[Update (5/11): As noted by a commentator, Rumpole retracts!
THE FOLLOWING POST IS INCORRECT. RUMPOLE BLEW IT. SEE THE POST ON 511/06. JUDGE FARINA HAS NOT ORDERED ANY INTERPRETER NOT TO INTERPRET FOR A DEFENDANT’S FAMILY. SORRY. WE BLEW IT.
Maybe I should change the title to “Rumpole Loses a Cause”? (Although as the comments to the later story make clear, the incident really happened; seems it was just a misunderstanding of some kind.)]

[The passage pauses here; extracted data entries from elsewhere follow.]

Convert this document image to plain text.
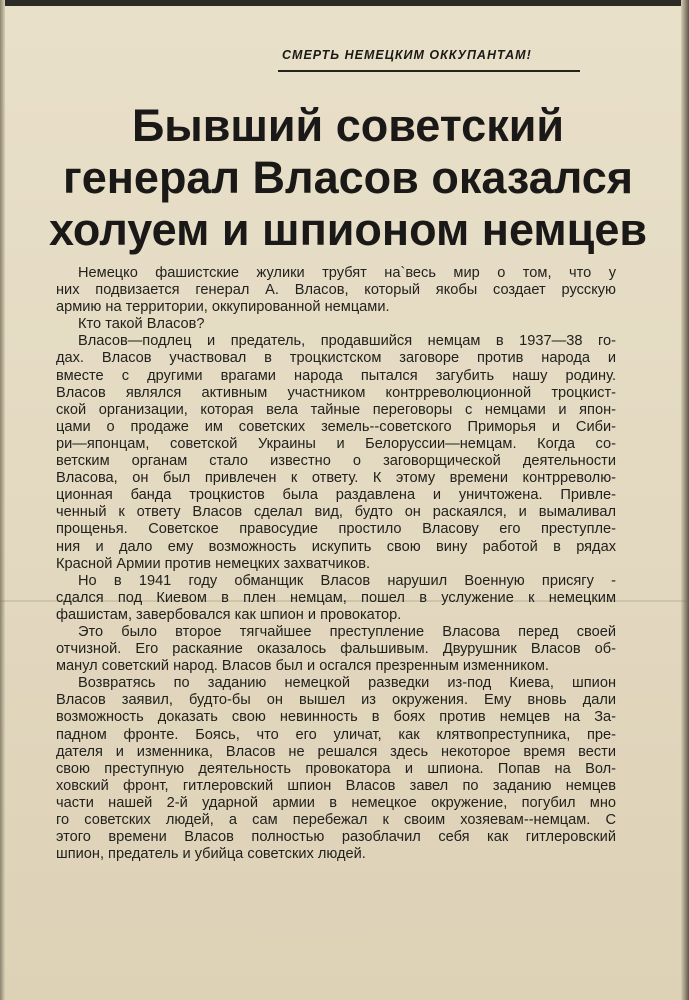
СМЕРТЬ НЕМЕЦКИМ ОККУПАНТАМ!
Бывший советский
генерал Власов оказался
холуем и шпионом немцев
Немецко фашистские жулики трубят на`весь мир о том, что у
них подвизается генерал А. Власов, который якобы создает русскую
армию на территории, оккупированной немцами.
Кто такой Власов?
Власов—подлец и предатель, продавшийся немцам в 1937—38 го-
дах. Власов участвовал в троцкистском заговоре против народа и
вместе с другими врагами народа пытался загубить нашу родину.
Власов являлся активным участником контрреволюционной троцкист-
ской организации, которая вела тайные переговоры с немцами и япон-
цами о продаже им советских земель--советского Приморья и Сиби-
ри—японцам, советской Украины и Белоруссии—немцам. Когда со-
ветским органам стало известно о заговорщической деятельности
Власова, он был привлечен к ответу. К этому времени контрреволю-
ционная банда троцкистов была раздавлена и уничтожена. Привле-
ченный к ответу Власов сделал вид, будто он раскаялся, и вымаливал
прощенья. Советское правосудие простило Власову его преступле-
ния и дало ему возможность искупить свою вину работой в рядах
Красной Армии против немецких захватчиков.
Но в 1941 году обманщик Власов нарушил Военную присягу -
сдался под Киевом в плен немцам, пошел в услужение к немецким
фашистам, завербовался как шпион и провокатор.
Это было второе тягчайшее преступление Власова перед своей
отчизной. Его раскаяние оказалось фальшивым. Двурушник Власов об-
манул советский народ. Власов был и осгался презренным изменником.
Возвратясь по заданию немецкой разведки из-под Киева, шпион
Власов заявил, будто-бы он вышел из окружения. Ему вновь дали
возможность доказать свою невинность в боях против немцев на За-
падном фронте. Боясь, что его уличат, как клятвопреступника, пре-
дателя и изменника, Власов не решался здесь некоторое время вести
свою преступную деятельность провокатора и шпиона. Попав на Вол-
ховский фронт, гитлеровский шпион Власов завел по заданию немцев
части нашей 2-й ударной армии в немецкое окружение, погубил мно
го советских людей, а сам перебежал к своим хозяевам--немцам. С
этого времени Власов полностью разоблачил себя как гитлеровский
шпион, предатель и убийца советских людей.
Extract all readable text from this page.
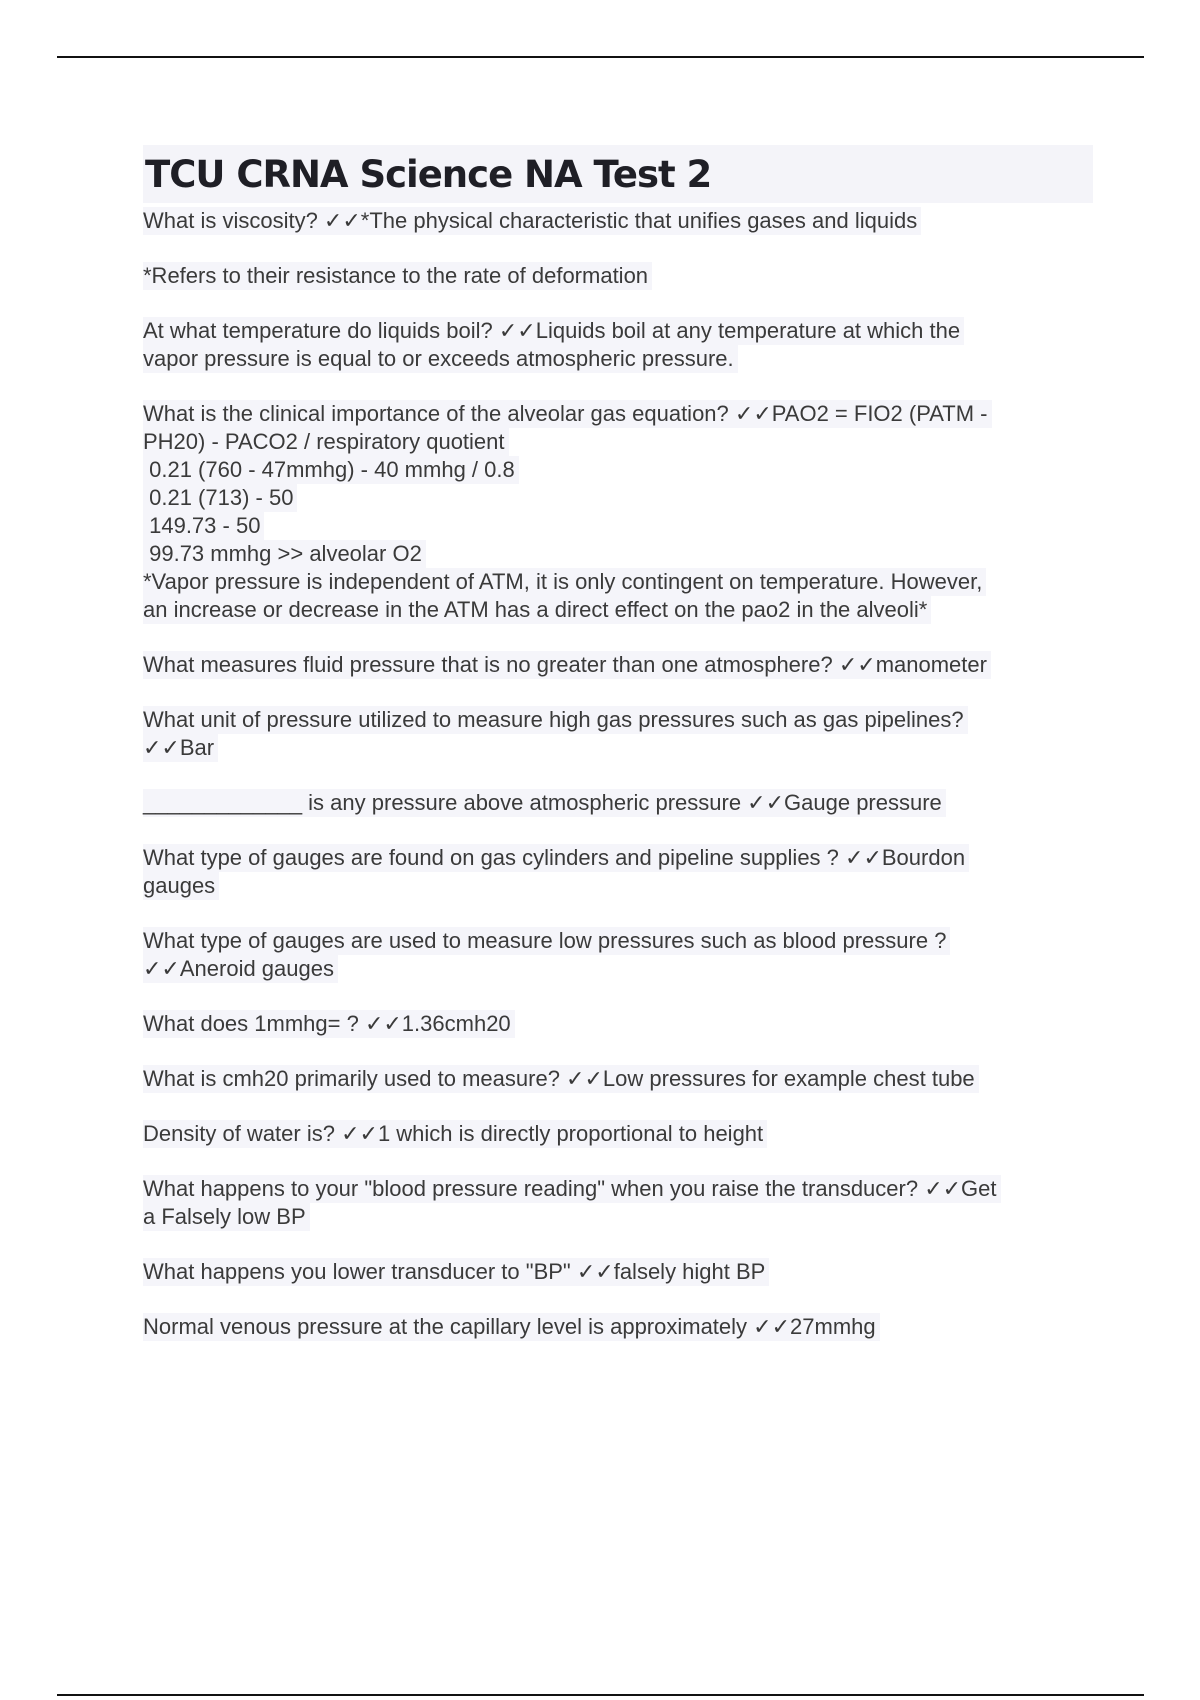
TCU CRNA Science NA Test 2
What is viscosity? ✓✓*The physical characteristic that unifies gases and liquids
*Refers to their resistance to the rate of deformation
At what temperature do liquids boil? ✓✓Liquids boil at any temperature at which the
vapor pressure is equal to or exceeds atmospheric pressure.
What is the clinical importance of the alveolar gas equation? ✓✓PAO2 = FIO2 (PATM -
PH20) - PACO2 / respiratory quotient
0.21 (760 - 47mmhg) - 40 mmhg / 0.8
0.21 (713) - 50
149.73 - 50
99.73 mmhg >> alveolar O2
*Vapor pressure is independent of ATM, it is only contingent on temperature. However,
an increase or decrease in the ATM has a direct effect on the pao2 in the alveoli*
What measures fluid pressure that is no greater than one atmosphere? ✓✓manometer
What unit of pressure utilized to measure high gas pressures such as gas pipelines?
✓✓Bar
_____________ is any pressure above atmospheric pressure ✓✓Gauge pressure
What type of gauges are found on gas cylinders and pipeline supplies ? ✓✓Bourdon
gauges
What type of gauges are used to measure low pressures such as blood pressure ?
✓✓Aneroid gauges
What does 1mmhg= ? ✓✓1.36cmh20
What is cmh20 primarily used to measure? ✓✓Low pressures for example chest tube
Density of water is? ✓✓1 which is directly proportional to height
What happens to your "blood pressure reading" when you raise the transducer? ✓✓Get
a Falsely low BP
What happens you lower transducer to "BP" ✓✓falsely hight BP
Normal venous pressure at the capillary level is approximately ✓✓27mmhg
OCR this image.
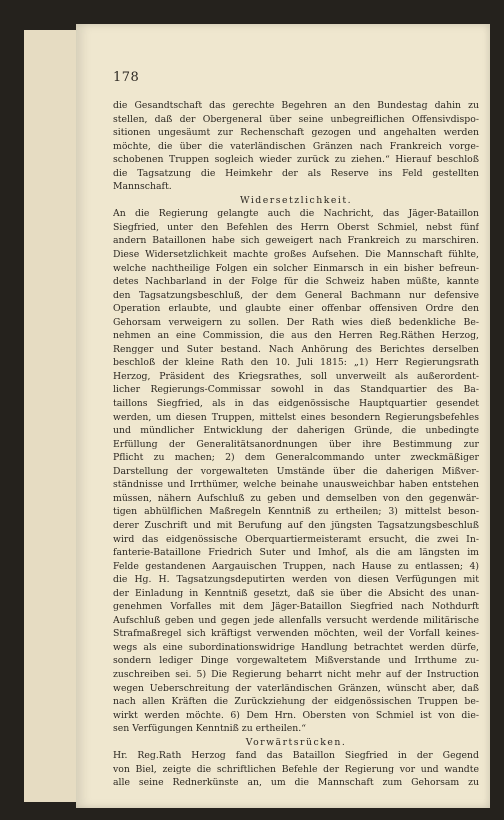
178
die Gesandtschaft das gerechte Begehren an den Bundestag dahin zu
stellen, daß der Obergeneral über seine unbegreiflichen Offensivdispo-
sitionen ungesäumt zur Rechenschaft gezogen und angehalten werden
möchte, die über die vaterländischen Gränzen nach Frankreich vorge-
schobenen Truppen sogleich wieder zurück zu ziehen.“ Hierauf beschloß
die Tagsatzung die Heimkehr der als Reserve ins Feld gestellten
Mannschaft.
Widersetzlichkeit.
An die Regierung gelangte auch die Nachricht, das Jäger-Bataillon
Siegfried, unter den Befehlen des Herrn Oberst Schmiel, nebst fünf
andern Bataillonen habe sich geweigert nach Frankreich zu marschiren.
Diese Widersetzlichkeit machte großes Aufsehen. Die Mannschaft fühlte,
welche nachtheilige Folgen ein solcher Einmarsch in ein bisher befreun-
detes Nachbarland in der Folge für die Schweiz haben müßte, kannte
den Tagsatzungsbeschluß, der dem General Bachmann nur defensive
Operation erlaubte, und glaubte einer offenbar offensiven Ordre den
Gehorsam verweigern zu sollen. Der Rath wies dieß bedenkliche Be-
nehmen an eine Commission, die aus den Herren Reg.Räthen Herzog,
Rengger und Suter bestand. Nach Anhörung des Berichtes derselben
beschloß der kleine Rath den 10. Juli 1815: „1) Herr Regierungsrath
Herzog, Präsident des Kriegsrathes, soll unverweilt als außerordent-
licher Regierungs-Commissar sowohl in das Standquartier des Ba-
taillons Siegfried, als in das eidgenössische Hauptquartier gesendet
werden, um diesen Truppen, mittelst eines besondern Regierungsbefehles
und mündlicher Entwicklung der daherigen Gründe, die unbedingte
Erfüllung der Generalitätsanordnungen über ihre Bestimmung zur
Pflicht zu machen; 2) dem Generalcommando unter zweckmäßiger
Darstellung der vorgewalteten Umstände über die daherigen Mißver-
ständnisse und Irrthümer, welche beinahe unausweichbar haben entstehen
müssen, nähern Aufschluß zu geben und demselben von den gegenwär-
tigen abhülflichen Maßregeln Kenntniß zu ertheilen; 3) mittelst beson-
derer Zuschrift und mit Berufung auf den jüngsten Tagsatzungsbeschluß
wird das eidgenössische Oberquartiermeisteramt ersucht, die zwei In-
fanterie-Bataillone Friedrich Suter und Imhof, als die am längsten im
Felde gestandenen Aargauischen Truppen, nach Hause zu entlassen; 4)
die Hg. H. Tagsatzungsdeputirten werden von diesen Verfügungen mit
der Einladung in Kenntniß gesetzt, daß sie über die Absicht des unan-
genehmen Vorfalles mit dem Jäger-Bataillon Siegfried nach Nothdurft
Aufschluß geben und gegen jede allenfalls versucht werdende militärische
Strafmaßregel sich kräftigst verwenden möchten, weil der Vorfall keines-
wegs als eine subordinationswidrige Handlung betrachtet werden dürfe,
sondern lediger Dinge vorgewaltetem Mißverstande und Irrthume zu-
zuschreiben sei. 5) Die Regierung beharrt nicht mehr auf der Instruction
wegen Ueberschreitung der vaterländischen Gränzen, wünscht aber, daß
nach allen Kräften die Zurückziehung der eidgenössischen Truppen be-
wirkt werden möchte. 6) Dem Hrn. Obersten von Schmiel ist von die-
sen Verfügungen Kenntniß zu ertheilen.“
Vorwärtsrücken.
Hr. Reg.Rath Herzog fand das Bataillon Siegfried in der Gegend
von Biel, zeigte die schriftlichen Befehle der Regierung vor und wandte
alle seine Rednerkünste an, um die Mannschaft zum Gehorsam zu
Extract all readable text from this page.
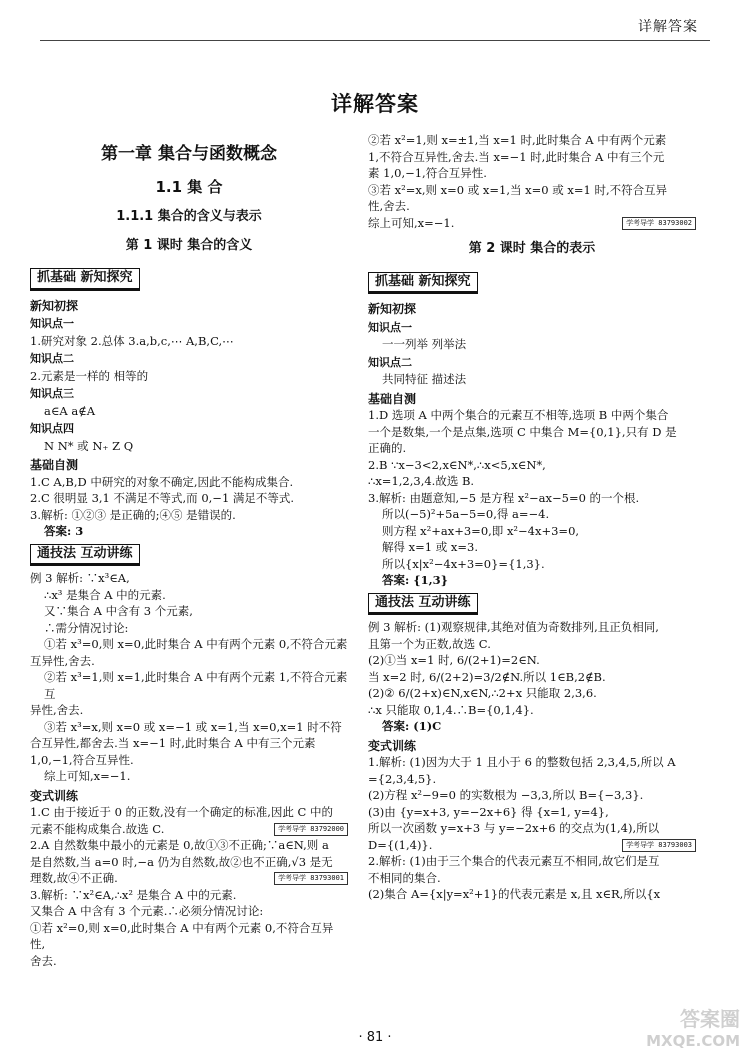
详解答案
详解答案
第一章 集合与函数概念
1.1 集 合
1.1.1 集合的含义与表示
第 1 课时 集合的含义
抓基础 新知探究
新知初探
知识点一
1.研究对象 2.总体 3.a,b,c,⋯ A,B,C,⋯
知识点二
2.元素是一样的 相等的
知识点三
a∈A a∉A
知识点四
N N* 或 N₊ Z Q
基础自测
1.C A,B,D 中研究的对象不确定,因此不能构成集合.
2.C 很明显 3,1 不满足不等式,而 0,−1 满足不等式.
3.解析: ①②③ 是正确的;④⑤ 是错误的.
答案: 3
通技法 互动讲练
例 3 解析: ∵x³∈A,
∴x³ 是集合 A 中的元素.
又∵集合 A 中含有 3 个元素,
∴需分情况讨论:
①若 x³=0,则 x=0,此时集合 A 中有两个元素 0,不符合元素
互异性,舍去.
②若 x³=1,则 x=1,此时集合 A 中有两个元素 1,不符合元素互
异性,舍去.
③若 x³=x,则 x=0 或 x=−1 或 x=1,当 x=0,x=1 时不符
合互异性,都舍去.当 x=−1 时,此时集合 A 中有三个元素
1,0,−1,符合互异性.
综上可知,x=−1.
变式训练
1.C 由于接近于 0 的正数,没有一个确定的标准,因此 C 中的
元素不能构成集合.故选 C.	学考导学 83792000
2.A 自然数集中最小的元素是 0,故①③不正确;∵a∈N,则 a
是自然数,当 a=0 时,−a 仍为自然数,故②也不正确,√3 是无
理数,故④不正确.	学考导学 83793001
3.解析: ∵x²∈A,∴x² 是集合 A 中的元素.
又集合 A 中含有 3 个元素.∴必须分情况讨论:
①若 x²=0,则 x=0,此时集合 A 中有两个元素 0,不符合互异性,
舍去.
②若 x²=1,则 x=±1,当 x=1 时,此时集合 A 中有两个元素
1,不符合互异性,舍去.当 x=−1 时,此时集合 A 中有三个元
素 1,0,−1,符合互异性.
③若 x²=x,则 x=0 或 x=1,当 x=0 或 x=1 时,不符合互异
性,舍去.
综上可知,x=−1.	学考导学 83793002
第 2 课时 集合的表示
抓基础 新知探究
新知初探
知识点一
一一列举 列举法
知识点二
共同特征 描述法
基础自测
1.D 选项 A 中两个集合的元素互不相等,选项 B 中两个集合
一个是数集,一个是点集,选项 C 中集合 M={0,1},只有 D 是
正确的.
2.B ∵x−3<2,x∈N*,∴x<5,x∈N*,
∴x=1,2,3,4.故选 B.
3.解析: 由题意知,−5 是方程 x²−ax−5=0 的一个根.
所以(−5)²+5a−5=0,得 a=−4.
则方程 x²+ax+3=0,即 x²−4x+3=0,
解得 x=1 或 x=3.
所以{x|x²−4x+3=0}={1,3}.
答案: {1,3}
通技法 互动讲练
例 3 解析: (1)观察规律,其绝对值为奇数排列,且正负相同,
且第一个为正数,故选 C.
(2)①当 x=1 时, 6/(2+1)=2∈N.
当 x=2 时, 6/(2+2)=3/2∉N.所以 1∈B,2∉B.
(2)② 6/(2+x)∈N,x∈N,∴2+x 只能取 2,3,6.
∴x 只能取 0,1,4.∴B={0,1,4}.
答案: (1)C
变式训练
1.解析: (1)因为大于 1 且小于 6 的整数包括 2,3,4,5,所以 A
={2,3,4,5}.
(2)方程 x²−9=0 的实数根为 −3,3,所以 B={−3,3}.
(3)由 {y=x+3, y=−2x+6} 得 {x=1, y=4},
所以一次函数 y=x+3 与 y=−2x+6 的交点为(1,4),所以
D={(1,4)}.	学考导学 83793003
2.解析: (1)由于三个集合的代表元素互不相同,故它们是互
不相同的集合.
(2)集合 A={x|y=x²+1}的代表元素是 x,且 x∈R,所以{x
· 81 ·
答案圈
MXQE.COM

“Rumpole” of the Justice Building Blog, now quite the talk of Miami-Dade litigators, has found a Cause, and it’s a good one:
JUSTICE BUILDING BLOG: NO HABLA INGLES….EVER
Here is the scene:
A lawyer is in court.
The Defendant is in custody.
There are sensitive plea negotiations at sidebar.
The case gets reset.
The defendant has to surrender his passport, pay a large fine and restitution before the case gets settled and he can get out of jail.
The new court date is two weeks away.
The interpreter does her job in court and on the way out the attorney wants to tell his client’s family the new court date and what needs to be done.
The attorney signals to the interpreter, who walks over and in Spanish asks the people if they are defendants.
They politely tell the interpreter that no, they are the family of the defendant who was just in court and they ask her what happened and when they have to be back in court.
The Interpreter reaches into her pocket, pulls out her reading glasses, clears her throat (ahhem) and loudly says for all to hear:
HEAR YE HEAR YE, BY ORDER OF THE CHIEF JUDGE OF THE ELEVENTH JUDICIAL CIRCUIT, IN AND FOR DADE COUNTY, I CANNOT ANSWER ANY OF YOUR QUESTIONS.
FURTHERMORE, BY ORDER OF THE CHIEF JUDGE, I CANNOT TRANSLATE ANY INSTRUCTIONS FROM YOUR ATTORNEY.
YOU MAY NOT BE TOLD THE NEXT COURT DATE.
YOU MAY NOT BE TOLD WHAT JUST HAPPENED.
WELCOME TO THE ELEVENTH JUDICIAL CIRCUIT OF DADE COUNTY.
I AM AUTHORIZED TO CONVEY TO YOU THAT THE CHIEF JUDGE, ON BEHALF OF ALL OF THE JUDGES OF THE ELEVENTH JUDICIAL CIRCUIT,
WISHES YOU A VERY NICE DAY.
This is not the rule elsewhere, not even in nearby Broward, which is not perhaps the watchword for sensitivity to non-English speakers and minorities. As Rumpole says, “WHEN BROWARD TAKES THE LEAD IN RACIAL OR ETHNIC SENSITIVITY, THEN YOU KNOW SOMETHING IS WRONG.”
Today, JusticeBuilding blog issued a retraction. They misinterpreted the instruction, disallowing provision of a “special” interpreter for a non-party for the duration of a proceeding (e.g., while a party testifies), as meaning that an interpreter was disallowed from facilitating understanding between an officer of the court and a non-party.
And immediately loses it again. LOL
I find YOUR assertion that the insistence upon the use of English is RACIST to be a bit biased and perhaps in itself racist. In a court of law where precise understandings and shades of meaning is paramount and there may need to be limitations to translation in certain procedures.
At any rate, equating disputes in this area as racism is entirely unfair. Nor should either the courts or the people that administer them be held liable for problems that arise in society because of society’s larger failings (in education, assimilation of immigrants, etc.)
I said “the use of english is racist”? Where?
I said that making it harder for families to understand what happened to their loved ones by forbidding translators to translate from English — something which usually happens after the hearing — was wrong (and insensitive). I didn’t say anything at all about the language actually used in court, which is and always has been English (with translation for defendants that require it).
And anyway, it turns out that it’s all (officially) a misunderstanding, and there’s no such rule anyway.